If you follow me on Instagram at all, you’re probably thinking that Presto spends his entire life tied up in some place or another. While it’s not quite THAT much time, he’s definitely logged his fair share of “patience hours” lately.
Since his weekend adventure with The Tree of Knowledge a few weeks ago, he’s become quite reliable about tying. It wasn’t a one-and-done for teaching him how to stand quietly, but it definitely taught him that resistance is futile. I’ve been tying him in the barn for grooming every day, either straight-tied in the aisle or crosstied in the grooming area, and he’s been rock solid. Not totally STILL, per se, he still wiggles and tries to chew on things and sometimes tries a few half-hearted stomps that are the saddest attempt at a temper tantrum that I’ve ever seen. But the thought to pull back or resist or try to escape does not exist in him at all.
So, as I mentioned a couple weeks ago, I moved on to tying Presto at the rail in the arena while I rode Henry. He was a little mad the first time, but honestly handled it better than I thought he would. I could ride Henry right behind him and he didn’t care (I mean, he looked more mad, but he wasn’t upset). I don’t ride in the arena very often though… generally only when the fields are too wet or too hard.

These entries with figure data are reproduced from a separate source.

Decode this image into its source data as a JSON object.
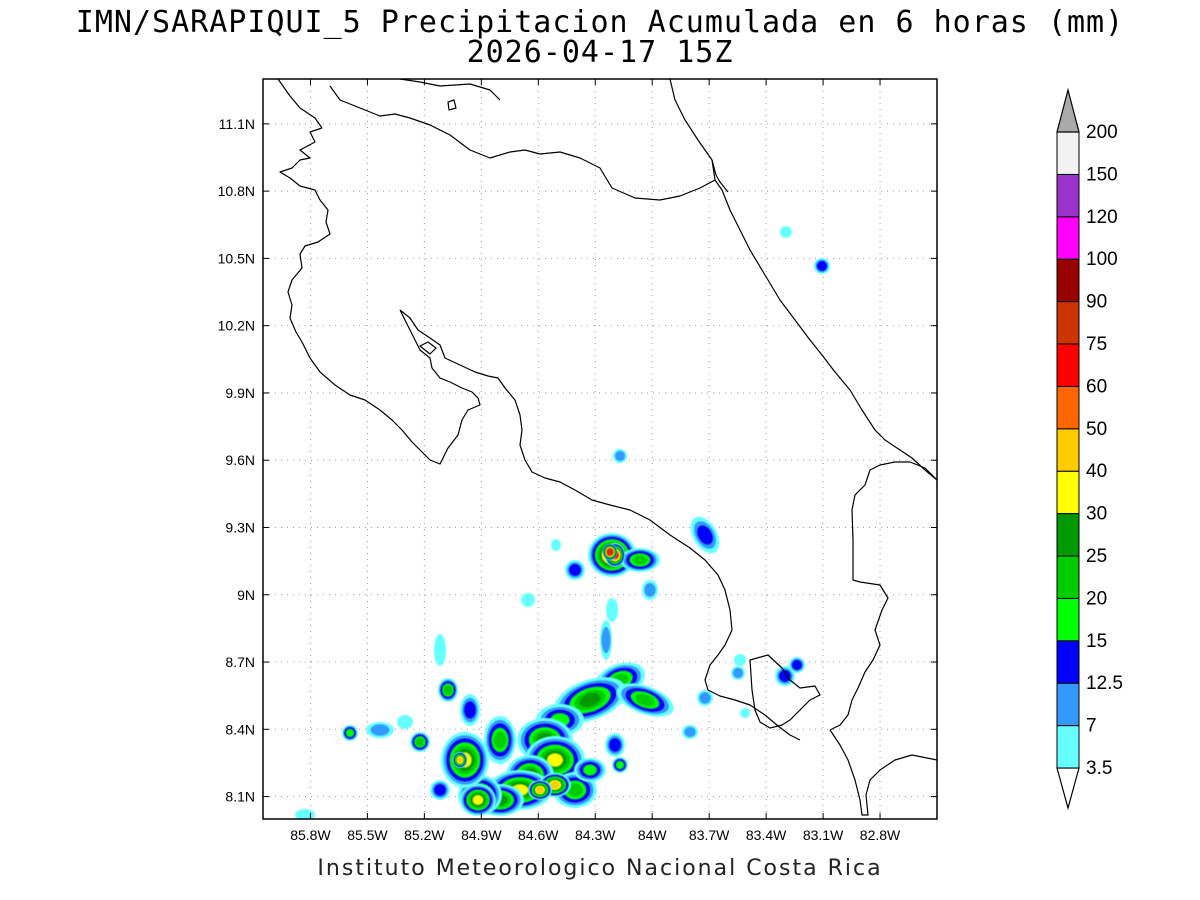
{
  "title": {
    "line1": "IMN/SARAPIQUI_5 Precipitacion Acumulada en 6 horas (mm)",
    "line2": "2026-04-17 15Z"
  },
  "footer": "Instituto Meteorologico Nacional Costa Rica",
  "map": {
    "lon_range": [
      -86.05,
      -82.5
    ],
    "lat_range": [
      8.0,
      11.3
    ],
    "lat_ticks": [
      "11.1N",
      "10.8N",
      "10.5N",
      "10.2N",
      "9.9N",
      "9.6N",
      "9.3N",
      "9N",
      "8.7N",
      "8.4N",
      "8.1N"
    ],
    "lat_values": [
      11.1,
      10.8,
      10.5,
      10.2,
      9.9,
      9.6,
      9.3,
      9.0,
      8.7,
      8.4,
      8.1
    ],
    "lon_ticks": [
      "85.8W",
      "85.5W",
      "85.2W",
      "84.9W",
      "84.6W",
      "84.3W",
      "84W",
      "83.7W",
      "83.4W",
      "83.1W",
      "82.8W"
    ],
    "lon_values": [
      -85.8,
      -85.5,
      -85.2,
      -84.9,
      -84.6,
      -84.3,
      -84.0,
      -83.7,
      -83.4,
      -83.1,
      -82.8
    ],
    "grid": true
  },
  "colorbar": {
    "labels": [
      "3.5",
      "7",
      "12.5",
      "15",
      "20",
      "25",
      "30",
      "40",
      "50",
      "60",
      "75",
      "90",
      "100",
      "120",
      "150",
      "200"
    ],
    "colors": [
      "#66ffff",
      "#3399ff",
      "#0000ff",
      "#00ff00",
      "#00cc00",
      "#009900",
      "#ffff00",
      "#ffcc00",
      "#ff6600",
      "#ff0000",
      "#cc3300",
      "#990000",
      "#ff00ff",
      "#9933cc",
      "#f2f2f2",
      "#aaaaaa"
    ]
  }
}
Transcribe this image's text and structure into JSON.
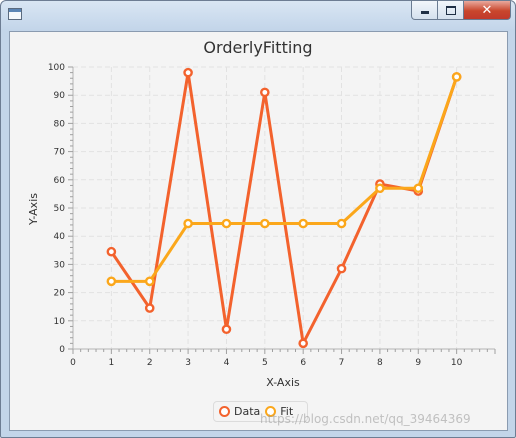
{
  "window": {
    "title": ""
  },
  "chart_data": {
    "type": "line",
    "title": "OrderlyFitting",
    "xlabel": "X-Axis",
    "ylabel": "Y-Axis",
    "xlim": [
      0,
      11
    ],
    "ylim": [
      0,
      100
    ],
    "x_ticks": [
      "0",
      "1",
      "2",
      "3",
      "4",
      "5",
      "6",
      "7",
      "8",
      "9",
      "10"
    ],
    "y_ticks": [
      "0",
      "10",
      "20",
      "30",
      "40",
      "50",
      "60",
      "70",
      "80",
      "90",
      "100"
    ],
    "grid": true,
    "legend_position": "bottom",
    "series": [
      {
        "name": "Data",
        "color": "#f3622d",
        "x": [
          1,
          2,
          3,
          4,
          5,
          6,
          7,
          8,
          9,
          10
        ],
        "y": [
          34.5,
          14.5,
          98,
          7,
          91,
          2,
          28.5,
          58.5,
          56,
          96.5
        ]
      },
      {
        "name": "Fit",
        "color": "#fba71b",
        "x": [
          1,
          2,
          3,
          4,
          5,
          6,
          7,
          8,
          9,
          10
        ],
        "y": [
          24,
          24,
          44.5,
          44.5,
          44.5,
          44.5,
          44.5,
          57,
          57,
          96.5
        ]
      }
    ]
  },
  "watermark": "https://blog.csdn.net/qq_39464369",
  "icons": {
    "minimize": "minimize-icon",
    "maximize": "maximize-icon",
    "close": "close-icon",
    "app": "app-icon"
  },
  "close_glyph": "✕"
}
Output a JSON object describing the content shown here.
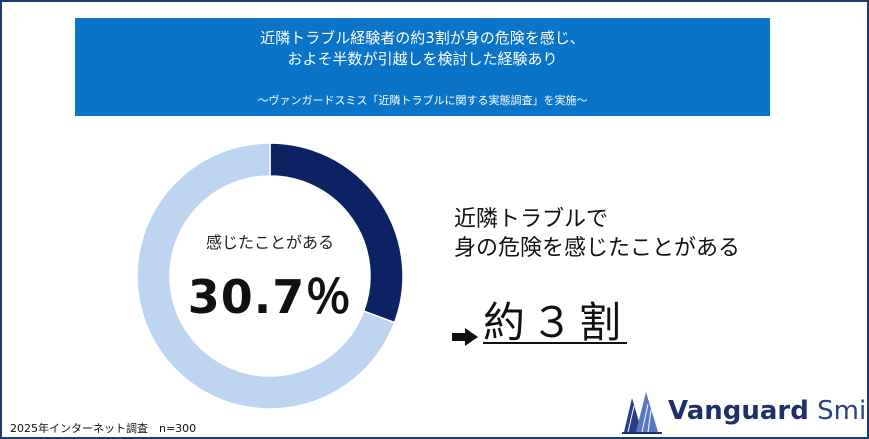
{
  "banner": {
    "headline_line1": "近隣トラブル経験者の約3割が身の危険を感じ、",
    "headline_line2": "およそ半数が引越しを検討した経験あり",
    "subtitle": "〜ヴァンガードスミス「近隣トラブルに関する実態調査」を実施〜",
    "background_color": "#0a74c9"
  },
  "chart_data": {
    "type": "pie",
    "variant": "donut",
    "categories": [
      "感じたことがある",
      ""
    ],
    "values": [
      30.7,
      69.3
    ],
    "colors": [
      "#0b2263",
      "#bcd4ef"
    ],
    "center_label": "感じたことがある",
    "center_value": "30.7％"
  },
  "description": {
    "line1": "近隣トラブルで",
    "line2": "身の危険を感じたことがある"
  },
  "result": {
    "arrow_icon": "right-arrow-icon",
    "text": "約３割"
  },
  "footnote": "2025年インターネット調査　n=300",
  "logo": {
    "word1": "Vanguard",
    "word2": "Smith",
    "color": "#1f2f6b"
  }
}
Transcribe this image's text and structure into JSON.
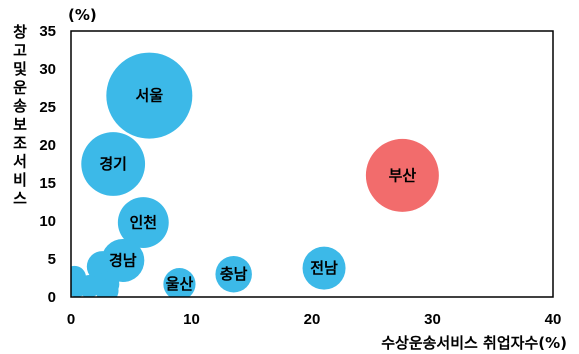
{
  "chart_data": {
    "type": "bubble",
    "title": "",
    "xlabel": "수상운송서비스 취업자수(%)",
    "ylabel": "창고및운송보조서비스",
    "y_unit_label": "(%)",
    "xlim": [
      0,
      40
    ],
    "ylim": [
      0,
      35
    ],
    "xticks": [
      "0",
      "10",
      "20",
      "30",
      "40"
    ],
    "yticks": [
      "0",
      "5",
      "10",
      "15",
      "20",
      "25",
      "30",
      "35"
    ],
    "grid": false,
    "colors": {
      "default": "#3cb9e8",
      "highlight": "#f26c6c"
    },
    "points": [
      {
        "label": "서울",
        "x": 6.5,
        "y": 26.5,
        "size": 1.0,
        "highlight": false
      },
      {
        "label": "경기",
        "x": 3.5,
        "y": 17.5,
        "size": 0.55,
        "highlight": false
      },
      {
        "label": "인천",
        "x": 6.0,
        "y": 9.8,
        "size": 0.35,
        "highlight": false
      },
      {
        "label": "경남",
        "x": 4.3,
        "y": 4.8,
        "size": 0.25,
        "highlight": false
      },
      {
        "label": "울산",
        "x": 9.0,
        "y": 1.7,
        "size": 0.14,
        "highlight": false
      },
      {
        "label": "충남",
        "x": 13.5,
        "y": 3.0,
        "size": 0.18,
        "highlight": false
      },
      {
        "label": "전남",
        "x": 21.0,
        "y": 3.8,
        "size": 0.25,
        "highlight": false
      },
      {
        "label": "부산",
        "x": 27.5,
        "y": 16.0,
        "size": 0.72,
        "highlight": true
      },
      {
        "label": "",
        "x": 2.6,
        "y": 4.0,
        "size": 0.13,
        "highlight": false
      },
      {
        "label": "",
        "x": 0.3,
        "y": 2.6,
        "size": 0.07,
        "highlight": false
      },
      {
        "label": "",
        "x": 0.5,
        "y": 1.5,
        "size": 0.07,
        "highlight": false
      },
      {
        "label": "",
        "x": 1.5,
        "y": 1.4,
        "size": 0.07,
        "highlight": false
      },
      {
        "label": "",
        "x": 3.0,
        "y": 1.7,
        "size": 0.08,
        "highlight": false
      },
      {
        "label": "",
        "x": 3.0,
        "y": 0.8,
        "size": 0.07,
        "highlight": false
      }
    ]
  }
}
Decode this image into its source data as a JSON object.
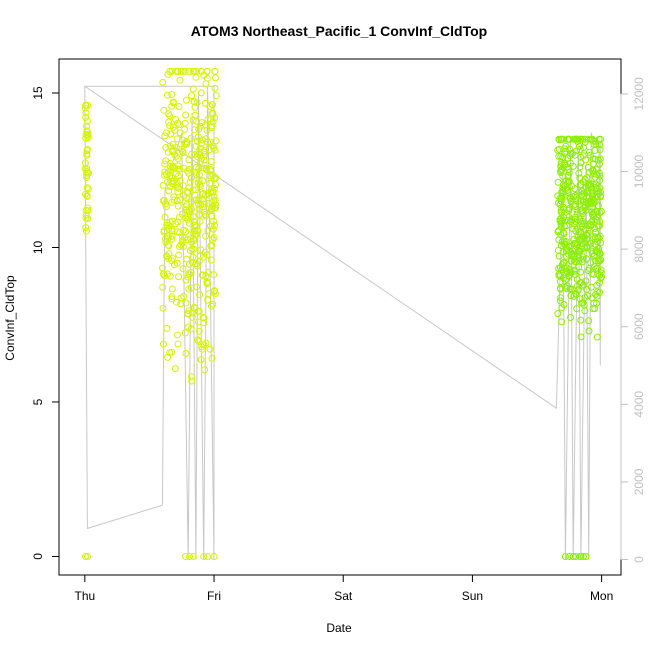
{
  "chart_data": {
    "type": "scatter",
    "title": "ATOM3 Northeast_Pacific_1 ConvInf_CldTop",
    "xlabel": "Date",
    "ylabel": "ConvInf_CldTop",
    "x_ticks": [
      "Thu",
      "Fri",
      "Sat",
      "Sun",
      "Mon"
    ],
    "x_range_days": [
      -0.2,
      4.15
    ],
    "y_left_ticks": [
      "0",
      "5",
      "10",
      "15"
    ],
    "y_left_range": [
      -0.6,
      16.1
    ],
    "y_right_ticks": [
      "0",
      "2000",
      "4000",
      "6000",
      "8000",
      "10000",
      "12000"
    ],
    "y_right_range": [
      -400,
      12900
    ],
    "grid": false,
    "legend": "none",
    "colors": {
      "scatter_yellow": "#d4f500",
      "scatter_green": "#8ef000",
      "line": "#c8c8c8",
      "axis": "#000000",
      "right_axis": "#c0c0c0"
    },
    "series": [
      {
        "clusters": [
          {
            "day_range": [
              0.0,
              0.03
            ],
            "y_range": [
              8.5,
              14.6
            ],
            "n": 40,
            "zeros": [
              0.005,
              0.02
            ],
            "color": "yellow"
          },
          {
            "day_range": [
              0.6,
              1.02
            ],
            "y_range": [
              5.5,
              15.7
            ],
            "n": 420,
            "zeros": [
              0.78,
              0.81,
              0.84,
              0.92,
              0.95,
              1.0
            ],
            "color": "yellow"
          },
          {
            "day_range": [
              3.66,
              4.0
            ],
            "y_range": [
              6.0,
              13.5
            ],
            "n": 450,
            "zeros": [
              3.72,
              3.75,
              3.78,
              3.8,
              3.83,
              3.84,
              3.86,
              3.88
            ],
            "color": "green"
          }
        ]
      },
      {
        "points": [
          [
            0.0,
            12200
          ],
          [
            0.02,
            800
          ],
          [
            0.6,
            1400
          ],
          [
            0.62,
            9500
          ],
          [
            0.66,
            10000
          ],
          [
            0.75,
            11000
          ],
          [
            0.8,
            0
          ],
          [
            0.83,
            11500
          ],
          [
            0.86,
            0
          ],
          [
            0.88,
            12000
          ],
          [
            0.92,
            0
          ],
          [
            0.95,
            12200
          ],
          [
            1.0,
            0
          ],
          [
            1.0,
            12200
          ],
          [
            0.0,
            12200
          ],
          [
            3.65,
            3900
          ],
          [
            3.7,
            10000
          ],
          [
            3.72,
            0
          ],
          [
            3.76,
            10800
          ],
          [
            3.78,
            0
          ],
          [
            3.82,
            10500
          ],
          [
            3.84,
            0
          ],
          [
            3.88,
            10200
          ],
          [
            3.9,
            0
          ],
          [
            3.92,
            11000
          ],
          [
            3.93,
            10800
          ],
          [
            3.98,
            10700
          ],
          [
            3.99,
            5000
          ],
          [
            3.99,
            10800
          ]
        ]
      }
    ]
  }
}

The next time I rode Henry out in what I call my “dressage field” – a smaller, flatter field in front of my jump field – I noticed something that hasn’t really registered with me before. Tall, very solid poles that I assume used to be part of an old fence. Now it’s a lower wire mesh fence, with my dressage field on one side and a corn field on the other, but a few of the taller poles are still in place.
So after one more session hanging out on the rail in the arena to make sure he understood the game, I ponied him out with me for a dressage ride one morning, tied him to the tallest pole (which – it is not that easy to tie one horse on a fence line while riding another, btw. Put THAT in field hunter classes!), and rode away.
Not like… far away. I slowly spiraled Henry away from him, watching to see what Presto’s reaction would be. After all, he was tied next to a loud corn field (it’s kinda scary when it’s windy!), out in the middle of nowhere, and the only horse he could see was leaving him. This was definitely a lot different from just tying him to the arena rail, right by the barn. I could see the wheels turning as he decided what to do. It only took him about 30 seconds to choose the “good boy” option and start nibbling at all the grass that was tall enough to reach.
I heard nary a peep out of him that day, and he’s been out on that post three other times since. I ride Henry past him and towards him at every gait, but Presto never seems to care. Sometimes he gets bored and tries to paw or pace, because yearling, but he never seems worried or upset. He’s become a bonafide Railbird.
I’m hoping that, in addition to continue developing his patience skills, this also helps make him a little more independent and not worried about what other horses are doing around him, especially under saddle. I guess we get to find out in like… 2 1/2 years.